After you’ve adequately fueled your training sessions, then you can re-introduce more of those nutrient dense foods to maintain an adequate “trickle” of nutrients within the bloodstream. This is the signal your body is needing and looking for: “Oh, that was a long ride, thanks for helping me recover. I’ll keep your metabolism going!” This is the thing some would refer to as the “post metabolic burn” that can be significantly affected by both your training and recovery practices. This is also what can give your body the post-workout fat-burning boost you’ve been looking for in combination with a higher nutrient dense diet. We’ll explore this more soon!
Will you lose weight with some of the other strategies such as fasted training or eating low calorie dense foods? Sure, but you could also be risking losing that lean muscle mass that allows your body to train. Increased soreness, muscle fatigue, mental exhaustion, potential sickness can all come into the picture at this point.
In short, eat calorie dense foods (and plenty of them) with high carbohydrate content before, during, and after training. For the rest of the day, eat nutrient dense foods. This timing of your meals will sustain performance and allow your body to burn off the excess fat.
Putting It Into Practice
So how exactly do you execute this nutrition strategy? Here are some key practices:
Don’t miss breakfast, whatever you do!
Hydrate consistently– don’t be afraid to utilize an electrolyte if training volume is daily.
Stash some nuts/dried fruit, beef jerky in the desk drawer or your car...once you start paying attention to your blood sugar, you’ll realize how often you need them.
Don’t train on an empty stomach – try to get in a light snack roughly 90-120 min before training. If you want to burn fat, you’ve got to have some carbs to get the fire going!

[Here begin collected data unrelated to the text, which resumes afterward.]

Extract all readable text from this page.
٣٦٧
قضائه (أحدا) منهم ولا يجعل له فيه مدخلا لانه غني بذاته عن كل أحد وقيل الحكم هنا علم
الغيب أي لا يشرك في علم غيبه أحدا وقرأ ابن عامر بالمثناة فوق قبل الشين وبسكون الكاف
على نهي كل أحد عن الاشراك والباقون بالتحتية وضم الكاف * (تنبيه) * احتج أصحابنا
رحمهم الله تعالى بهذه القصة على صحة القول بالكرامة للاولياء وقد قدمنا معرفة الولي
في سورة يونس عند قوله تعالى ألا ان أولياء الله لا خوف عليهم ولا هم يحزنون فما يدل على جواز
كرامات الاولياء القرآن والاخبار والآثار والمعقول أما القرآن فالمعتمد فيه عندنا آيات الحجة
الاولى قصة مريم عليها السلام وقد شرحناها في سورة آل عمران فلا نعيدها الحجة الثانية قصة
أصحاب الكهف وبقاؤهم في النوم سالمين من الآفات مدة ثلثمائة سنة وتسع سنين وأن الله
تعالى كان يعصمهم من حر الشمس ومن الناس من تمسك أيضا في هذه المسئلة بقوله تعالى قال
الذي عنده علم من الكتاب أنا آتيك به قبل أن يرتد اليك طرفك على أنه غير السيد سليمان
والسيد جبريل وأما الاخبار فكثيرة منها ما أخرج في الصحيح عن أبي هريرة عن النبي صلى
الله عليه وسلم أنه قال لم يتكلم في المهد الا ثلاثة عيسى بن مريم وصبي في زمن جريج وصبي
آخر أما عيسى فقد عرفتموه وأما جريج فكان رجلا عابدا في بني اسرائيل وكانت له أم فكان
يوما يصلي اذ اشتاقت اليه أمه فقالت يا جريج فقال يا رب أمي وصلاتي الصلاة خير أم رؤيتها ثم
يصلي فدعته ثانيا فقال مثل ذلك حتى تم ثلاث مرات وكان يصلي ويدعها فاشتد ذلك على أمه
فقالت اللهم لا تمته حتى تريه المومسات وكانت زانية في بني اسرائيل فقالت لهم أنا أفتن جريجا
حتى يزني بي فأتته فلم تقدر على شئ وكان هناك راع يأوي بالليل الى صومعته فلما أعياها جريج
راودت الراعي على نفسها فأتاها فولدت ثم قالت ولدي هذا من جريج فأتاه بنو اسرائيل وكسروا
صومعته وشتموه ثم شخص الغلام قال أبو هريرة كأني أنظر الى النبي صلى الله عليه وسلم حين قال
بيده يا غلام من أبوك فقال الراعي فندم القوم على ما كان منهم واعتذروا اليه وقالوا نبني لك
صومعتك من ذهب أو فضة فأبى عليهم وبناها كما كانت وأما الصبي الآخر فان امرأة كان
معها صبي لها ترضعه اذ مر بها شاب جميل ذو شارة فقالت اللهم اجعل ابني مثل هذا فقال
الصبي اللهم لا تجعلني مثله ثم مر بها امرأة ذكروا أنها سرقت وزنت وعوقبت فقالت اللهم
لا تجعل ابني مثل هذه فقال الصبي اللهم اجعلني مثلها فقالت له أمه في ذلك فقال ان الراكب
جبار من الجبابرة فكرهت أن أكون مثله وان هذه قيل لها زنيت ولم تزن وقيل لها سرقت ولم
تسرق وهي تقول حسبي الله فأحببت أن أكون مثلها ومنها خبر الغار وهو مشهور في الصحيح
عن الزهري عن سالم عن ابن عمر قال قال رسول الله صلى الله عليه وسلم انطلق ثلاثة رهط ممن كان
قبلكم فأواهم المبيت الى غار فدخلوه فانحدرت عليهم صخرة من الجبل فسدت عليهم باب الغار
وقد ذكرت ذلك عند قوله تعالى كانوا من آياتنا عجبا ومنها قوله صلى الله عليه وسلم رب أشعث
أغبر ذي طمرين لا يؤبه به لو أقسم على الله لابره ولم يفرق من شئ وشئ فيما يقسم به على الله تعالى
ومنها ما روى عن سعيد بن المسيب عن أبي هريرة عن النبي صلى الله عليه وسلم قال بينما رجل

Focus the majority of your starch/sugary carb intake in and around training so your body has a quick source of energy to maintain performance.
Get assessed so you know what your basal metabolic rate is (outside of exercise, it’s our largest caloric expenditure) and understand how many calories you’re expending. Don’t guess!
When you’re putting together your daily meals, aim for thirds on your plate; 1/3 protein, 1/3 healthy fat, and 1/3 vegetables, fruits, grains. This is the nutrient dense part of your day. Keep it steady and enjoy the energy that goes along with it.
When fueling for workouts, the ⅓ rule becomes less important. Choose healthy foods, but ones with carbohydrates and calories that will digest more easily; banana, sports drinks, gels. Find something that works with your stomach!
It’ll take some practice, but over time this timing and balance can become habit. It’s all about learning to change when we eat certain foods and fueling in and around training with the calorie dense fuels our body is demanding at those times. When you learn to do this, you’ll find that you can actually eat more (in terms of calories), lose weight and attain the ultimate goal - perform at your best.